Thank you FastAI team and users!


Thank you! I am going to try this out now. I see you have been updating the code, do you still see instances where some models don’t see a speed increase?

1 Like

Hello @GrahamAcademy, thank you for the interest and following the project.

I haven’t been working on the speed-up gain for v1 lately, but only on porting it over to fastai v2. So those didn’t see speedup, still don’t.

But from casual discussion with Sylvain, some workloads may not lend itself to linear speed up – like language modelling or classification, because input sentences can be of different sizes even though the fastai library tries to bucket them. There are speedup, but not linear, and may vary with batch sizes.

wgan is another one difficult to parallelize/distribute, becoz’ of frequent critic/generator synchronization, and that the maths behind wgan is difficult to parallelize – there was a paper specifically seek how to change wgan mathematical problem statement such that its solution can benefit from distributed training. That seems to suggest the regular standard wgan, doesn’t.

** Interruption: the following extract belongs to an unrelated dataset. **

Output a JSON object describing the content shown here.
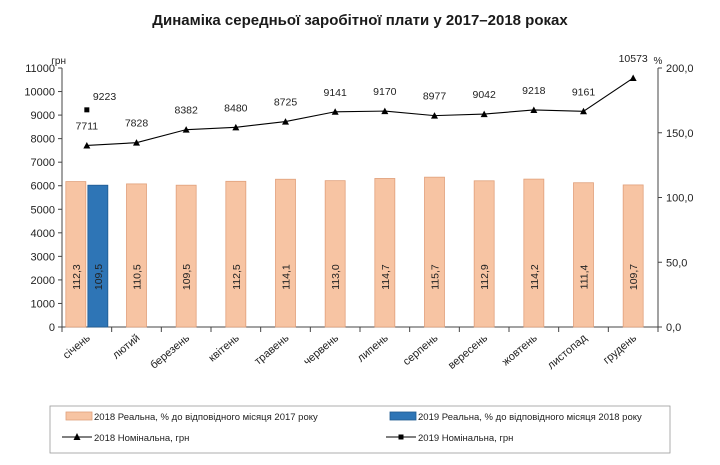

In short, not all workloads/model architecture are parallelizable.

nvprof, an nvidia performance profiling tool with a fancy GUI, can capture multi-GPU workloads’ performance profile over the run time. But that approach may not fit everyone’s style. Nvidia is pushing for Nsight Tools to replace nvprof though.

On the other hand, there are other places where performance can be improved by moving work to GPU. E.g. Nvidia’s RAPIDS is used by fastai v2’s tabular data, and DALI, used in data preprocessing on GPU. We will never run out of bottlenecks :wink:.

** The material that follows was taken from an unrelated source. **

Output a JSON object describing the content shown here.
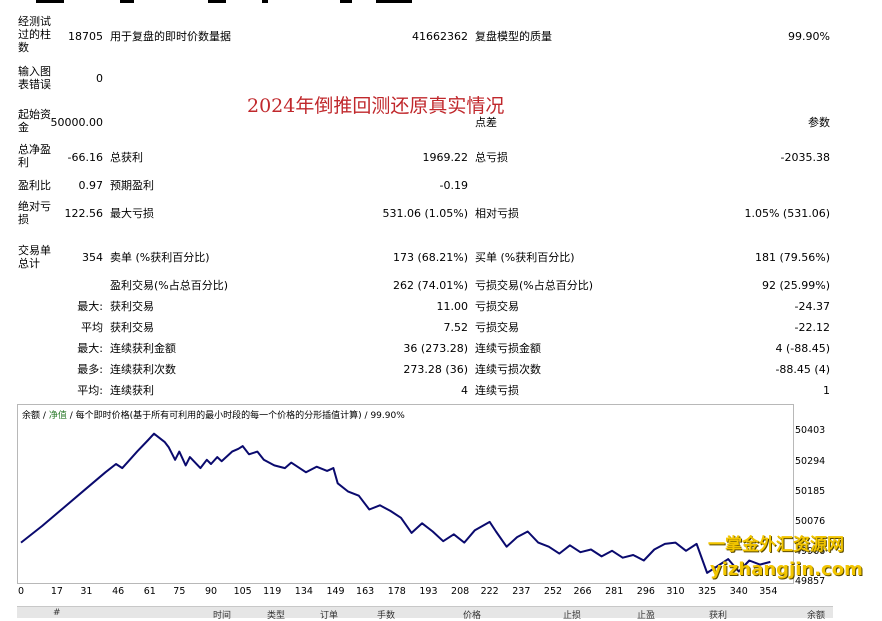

I think this doesn’t work on windows, does that sound right? Do you know if anyone has ever tested on windows?

I haven’t tested it in a multiGPU Windows OS environment. Perhaps someone can try it within WSL.

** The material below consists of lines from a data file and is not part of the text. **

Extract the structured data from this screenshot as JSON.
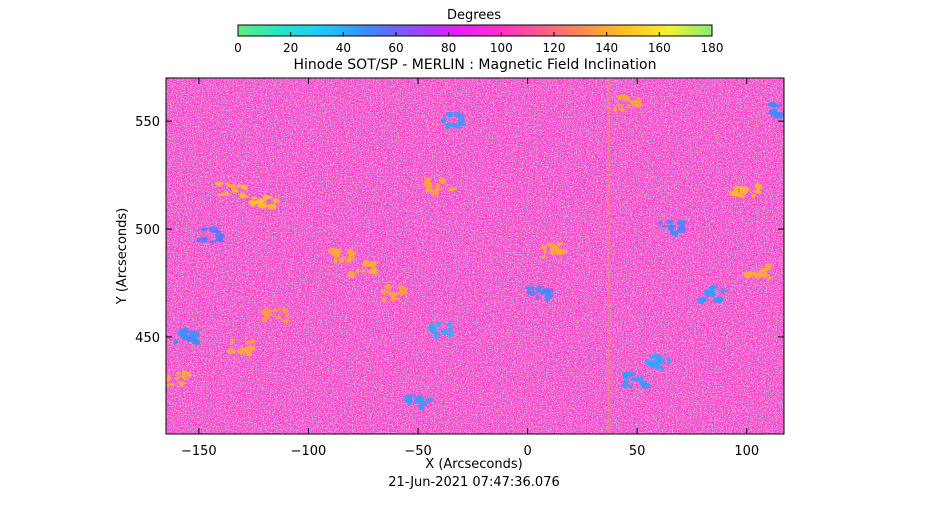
{
  "chart_data": {
    "type": "heatmap",
    "title": "Hinode SOT/SP - MERLIN : Magnetic Field Inclination",
    "xlabel": "X (Arcseconds)",
    "ylabel": "Y (Arcseconds)",
    "timestamp": "21-Jun-2021 07:47:36.076",
    "xlim": [
      -165,
      117
    ],
    "ylim": [
      405,
      570
    ],
    "x_ticks": [
      -150,
      -100,
      -50,
      0,
      50,
      100
    ],
    "y_ticks": [
      450,
      500,
      550
    ],
    "colorbar": {
      "label": "Degrees",
      "min": 0,
      "max": 180,
      "ticks": [
        0,
        20,
        40,
        60,
        80,
        100,
        120,
        140,
        160,
        180
      ],
      "stops": [
        "#5ef07a",
        "#20e6c8",
        "#1ec8ff",
        "#3a8cff",
        "#8a50ff",
        "#e020ff",
        "#ff2cd0",
        "#ff5a90",
        "#ff8c50",
        "#ffc020",
        "#f5f030",
        "#80f070"
      ]
    },
    "dominant_value": 100,
    "features": [
      {
        "x": -135,
        "y": 518,
        "value": 145
      },
      {
        "x": -120,
        "y": 512,
        "value": 148
      },
      {
        "x": -85,
        "y": 487,
        "value": 140
      },
      {
        "x": -75,
        "y": 482,
        "value": 142
      },
      {
        "x": -60,
        "y": 470,
        "value": 138
      },
      {
        "x": -130,
        "y": 445,
        "value": 140
      },
      {
        "x": -115,
        "y": 460,
        "value": 135
      },
      {
        "x": 10,
        "y": 490,
        "value": 140
      },
      {
        "x": -40,
        "y": 520,
        "value": 138
      },
      {
        "x": 100,
        "y": 518,
        "value": 145
      },
      {
        "x": 105,
        "y": 480,
        "value": 140
      },
      {
        "x": 45,
        "y": 558,
        "value": 138
      },
      {
        "x": -160,
        "y": 430,
        "value": 140
      },
      {
        "x": -35,
        "y": 550,
        "value": 45
      },
      {
        "x": -40,
        "y": 453,
        "value": 40
      },
      {
        "x": -50,
        "y": 420,
        "value": 45
      },
      {
        "x": 60,
        "y": 438,
        "value": 42
      },
      {
        "x": 65,
        "y": 500,
        "value": 50
      },
      {
        "x": 85,
        "y": 470,
        "value": 45
      },
      {
        "x": 115,
        "y": 555,
        "value": 50
      },
      {
        "x": -155,
        "y": 450,
        "value": 48
      },
      {
        "x": -145,
        "y": 497,
        "value": 55
      },
      {
        "x": 5,
        "y": 470,
        "value": 50
      },
      {
        "x": 50,
        "y": 430,
        "value": 45
      }
    ]
  }
}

I don’t think WSL allows for GPU use :frowning:

Well, the extension I wrote depends on ipyparallel, which probably works on Windows, because it doesn’t rely on the unix-only fork() behavior to inherit states from parent process to the children processes. And since fastai should work on windows, I would guess there is a good chance my extension works on Windows as well.

But I’m sorry that I don’t have access to a Windows 10 setup. If you do I highly encourage you to try it.

Unfortunately I am getting the error
---------------------------------------------------------------------------AttributeError Traceback (most recent call last) in
----> 1 r = join_group_single(g_rank=g_rank, l_rank=l_rank, gpu=gpu, ws=ws)
~\Anaconda3\envs\fastai_02\lib\site-packages\Ddip\ddp.py in join_group_single(g_rank, l_rank, gpu, ws)
30 os.environ[“OMP_NUM_THREADS”] = str(1) # See https://github.com/pytorch/pytorch/pull/22501
31 torch.cuda.set_device(gpu)
—> 32 if ws > 0: torch.distributed.init_process_group(backend=‘nccl’, init_method=‘env://’)
33 return os.environ[“LOCAL_RANK”]
AttributeError: module ‘torch.distributed’ has no attribute ‘init_process_group’

---------------------------------------------------------------------------AttributeError                            Traceback (most recent call last)<ipython-input-1-85059193315d> in <module>
----> 1 r = join_group_single(g_rank=g_rank, l_rank=l_rank, gpu=gpu, ws=ws)
~\Anaconda3\envs\fastai_02\lib\site-packages\Ddip\ddp.py in join_group_single(g_rank, l_rank, gpu, ws)
     30     os.environ["OMP_NUM_THREADS"] = str(1) # See https://github.com/pytorch/pytorch/pull/22501
     31     torch.cuda.set_device(gpu)
---> 32     if ws > 0: torch.distributed.init_process_group(backend='nccl', init_method='env://')
     33     return os.environ["LOCAL_RANK"]
AttributeError: module 'torch.distributed' has no attribute 'init_process_group'

I get this when running
%reload_ext autoreload
%autoreload 2
%matplotlib inline

%load_ext Ddip
%makedip -g all -a fastai_v1 --verbose False

From my research on this error it looks like Windows doesn’t support torch.distributed. so sad!